Growth is a fundamental strategic objective for most firms. Growth can deliver market power, superior resources, and scale the costs of doing business. It can also help firms buffer against unforeseen shocks, such as the Great Recession of 2008-09 and the COVID-19 pandemic. Growth is especially important for professional service firms, such as law firms, as larger firms have greater financial and reputational power that allows them to attract the best talent and most lucrative buyers.
How do you describe a deeper relationship between a supplier and buyer, and why does it matter for business growth?
A deeper relationship, or “relational embeddedness”, between a supplier and buyer involves greater levels of trust, knowledge transfer and specialized resources and routines, and can provide advantages such as efficient business transactions and higher quality products and services. Because these drivers of value are usually applicable only to the buyer relationships in which they are developed (e.g., they are “buyer-specific”) suppliers have incentives to maintain, and invest further, in these relationships over the longer term.
In theory, when professional service firms build deeper relationships with their existing buyers, they should be able to gain higher volumes of business from them. The problem is that they may be harming their ability to capture business from new buyers. In effect, a predominant focus on existing buyers may narrow the supplier’s business opportunities mostly to what their existing buyers are willing to provide.
Strong relationships can lead to smoother business transactions and higher quality products and services (...) but may narrow a supplier’s business opportunities.
You find that focusing more deeply on relationships with existing buyers can slow supplier business growth
Yes, we find that focusing more deeply on relationships with existing buyers can slow supplier business growth.
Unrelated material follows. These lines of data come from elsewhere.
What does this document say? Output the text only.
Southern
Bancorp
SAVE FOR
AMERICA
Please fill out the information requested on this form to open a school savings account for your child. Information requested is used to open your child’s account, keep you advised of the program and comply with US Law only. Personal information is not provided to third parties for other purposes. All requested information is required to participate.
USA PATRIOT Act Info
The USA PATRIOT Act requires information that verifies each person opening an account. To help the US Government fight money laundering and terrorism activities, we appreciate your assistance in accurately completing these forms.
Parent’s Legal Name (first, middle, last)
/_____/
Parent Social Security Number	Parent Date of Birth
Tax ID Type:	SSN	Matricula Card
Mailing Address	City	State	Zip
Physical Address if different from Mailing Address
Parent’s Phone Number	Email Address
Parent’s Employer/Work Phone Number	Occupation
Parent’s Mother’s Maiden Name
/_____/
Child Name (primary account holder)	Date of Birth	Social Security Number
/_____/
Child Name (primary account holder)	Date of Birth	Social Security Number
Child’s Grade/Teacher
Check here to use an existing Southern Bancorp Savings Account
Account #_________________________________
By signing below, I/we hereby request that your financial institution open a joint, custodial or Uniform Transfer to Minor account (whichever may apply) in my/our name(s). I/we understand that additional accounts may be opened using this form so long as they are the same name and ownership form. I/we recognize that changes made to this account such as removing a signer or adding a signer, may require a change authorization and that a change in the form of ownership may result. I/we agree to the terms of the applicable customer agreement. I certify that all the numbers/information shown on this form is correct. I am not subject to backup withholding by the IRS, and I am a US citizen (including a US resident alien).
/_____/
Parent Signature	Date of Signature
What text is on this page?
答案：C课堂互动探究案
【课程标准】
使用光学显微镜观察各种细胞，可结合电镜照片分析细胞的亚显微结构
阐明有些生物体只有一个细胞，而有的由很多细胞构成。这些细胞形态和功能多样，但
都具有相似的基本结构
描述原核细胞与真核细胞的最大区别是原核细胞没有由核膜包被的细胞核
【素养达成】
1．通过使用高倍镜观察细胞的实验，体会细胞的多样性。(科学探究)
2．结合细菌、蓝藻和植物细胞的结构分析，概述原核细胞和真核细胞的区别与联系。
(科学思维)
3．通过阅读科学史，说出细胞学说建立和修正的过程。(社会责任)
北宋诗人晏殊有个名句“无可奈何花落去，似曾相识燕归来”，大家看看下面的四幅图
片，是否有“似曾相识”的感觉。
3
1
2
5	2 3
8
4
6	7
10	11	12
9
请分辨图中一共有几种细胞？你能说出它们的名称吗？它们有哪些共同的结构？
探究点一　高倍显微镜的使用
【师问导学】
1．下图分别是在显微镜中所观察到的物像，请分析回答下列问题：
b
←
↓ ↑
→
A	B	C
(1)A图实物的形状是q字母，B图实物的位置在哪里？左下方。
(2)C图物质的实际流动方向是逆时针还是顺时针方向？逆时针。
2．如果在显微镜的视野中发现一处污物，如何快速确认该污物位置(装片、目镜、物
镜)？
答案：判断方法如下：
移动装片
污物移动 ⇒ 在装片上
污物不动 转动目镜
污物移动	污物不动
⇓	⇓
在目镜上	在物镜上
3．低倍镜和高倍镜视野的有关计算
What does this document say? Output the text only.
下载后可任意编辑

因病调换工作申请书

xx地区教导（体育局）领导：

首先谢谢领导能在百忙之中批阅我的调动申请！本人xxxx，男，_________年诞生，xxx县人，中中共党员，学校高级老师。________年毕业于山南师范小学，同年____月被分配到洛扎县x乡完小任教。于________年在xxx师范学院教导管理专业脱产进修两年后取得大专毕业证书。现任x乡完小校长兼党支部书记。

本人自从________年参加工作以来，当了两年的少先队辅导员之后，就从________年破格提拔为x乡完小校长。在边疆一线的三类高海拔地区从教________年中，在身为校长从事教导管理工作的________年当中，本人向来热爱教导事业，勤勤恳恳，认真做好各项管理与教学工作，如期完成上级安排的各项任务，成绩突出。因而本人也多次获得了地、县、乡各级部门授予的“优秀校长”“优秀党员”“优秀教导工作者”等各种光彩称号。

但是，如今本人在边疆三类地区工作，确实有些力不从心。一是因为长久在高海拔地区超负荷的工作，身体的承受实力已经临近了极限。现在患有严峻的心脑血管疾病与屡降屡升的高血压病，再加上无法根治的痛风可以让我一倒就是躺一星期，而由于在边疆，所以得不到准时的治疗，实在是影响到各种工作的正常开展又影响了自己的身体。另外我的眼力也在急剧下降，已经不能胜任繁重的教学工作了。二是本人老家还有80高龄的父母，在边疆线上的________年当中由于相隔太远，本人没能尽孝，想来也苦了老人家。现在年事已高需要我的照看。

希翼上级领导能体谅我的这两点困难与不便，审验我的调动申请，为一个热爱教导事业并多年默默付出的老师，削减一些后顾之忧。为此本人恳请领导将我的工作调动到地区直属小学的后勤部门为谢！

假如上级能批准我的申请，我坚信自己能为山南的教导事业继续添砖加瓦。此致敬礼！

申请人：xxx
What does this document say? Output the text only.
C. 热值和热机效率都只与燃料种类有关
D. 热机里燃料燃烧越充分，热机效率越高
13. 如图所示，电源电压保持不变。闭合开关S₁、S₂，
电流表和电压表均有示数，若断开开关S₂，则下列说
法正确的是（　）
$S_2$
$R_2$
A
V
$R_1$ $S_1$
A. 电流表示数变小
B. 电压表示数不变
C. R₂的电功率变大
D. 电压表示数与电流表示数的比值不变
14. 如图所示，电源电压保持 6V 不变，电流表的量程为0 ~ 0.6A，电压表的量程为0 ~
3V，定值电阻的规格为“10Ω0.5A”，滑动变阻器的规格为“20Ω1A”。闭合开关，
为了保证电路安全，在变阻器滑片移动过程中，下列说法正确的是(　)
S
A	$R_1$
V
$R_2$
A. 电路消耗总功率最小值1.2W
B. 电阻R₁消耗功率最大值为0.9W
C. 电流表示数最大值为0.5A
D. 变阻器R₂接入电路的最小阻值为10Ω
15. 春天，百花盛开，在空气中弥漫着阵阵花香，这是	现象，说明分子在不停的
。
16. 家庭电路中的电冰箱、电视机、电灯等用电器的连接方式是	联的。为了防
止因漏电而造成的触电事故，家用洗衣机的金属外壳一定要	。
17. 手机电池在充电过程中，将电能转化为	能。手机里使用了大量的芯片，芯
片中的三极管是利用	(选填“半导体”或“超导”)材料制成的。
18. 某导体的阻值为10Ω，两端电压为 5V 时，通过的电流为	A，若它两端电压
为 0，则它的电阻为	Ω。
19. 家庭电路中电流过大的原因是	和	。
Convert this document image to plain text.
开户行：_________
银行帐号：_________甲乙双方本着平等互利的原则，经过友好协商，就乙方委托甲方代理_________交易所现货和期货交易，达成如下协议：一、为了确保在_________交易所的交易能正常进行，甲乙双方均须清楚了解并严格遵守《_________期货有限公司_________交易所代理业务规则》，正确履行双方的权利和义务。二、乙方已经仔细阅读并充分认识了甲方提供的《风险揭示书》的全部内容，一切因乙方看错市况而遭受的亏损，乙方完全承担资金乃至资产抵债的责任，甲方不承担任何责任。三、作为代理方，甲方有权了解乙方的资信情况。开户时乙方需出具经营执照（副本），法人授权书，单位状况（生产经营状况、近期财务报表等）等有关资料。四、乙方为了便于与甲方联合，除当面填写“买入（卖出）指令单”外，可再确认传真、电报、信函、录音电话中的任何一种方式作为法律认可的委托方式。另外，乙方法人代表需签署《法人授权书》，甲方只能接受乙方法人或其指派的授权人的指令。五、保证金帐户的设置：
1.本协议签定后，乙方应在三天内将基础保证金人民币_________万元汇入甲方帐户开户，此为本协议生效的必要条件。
For example, if a supplier increases the proportion of business in its portfolio from existing buyers by 25%, then the following year it can suffer a 3.5% decline in the growth of its business volume, which can mean a substantial decrease in profits.
Moreover, business growth can decline further when suppliers hold specialized knowledge of their existing buyers’ business (because that knowledge cannot be used to serve new buyers) and when buyers have in-house teams that can perform the same type of work as the supplier.
On the other hand, suppliers may benefit from relational embeddedness when they can cross-sell multiple services to the same buyers and when their existing buyers commit to providing suppliers with business over the longer term. So, while there are clear risks of relational embeddedness for business growth, there are conditions that indicate suppliers can gain advantages.
Don’t be afraid to build strong relationships with clients, but be aware of the risks.
What insights would you like to share with managers and decision makers?
Similar to my previous study on client-led diversification, don’t be afraid to build strong relationships with buyers. These buyers offer a reliable stream of revenues. But, be aware of the risks of shutting out new buyers. Make sure you can offer your buyers a sufficient breadth of business in different areas and don’t seek strong relationships unless you receive credible buyer commitments of future business… otherwise you might fall foul to the “dark side” of it.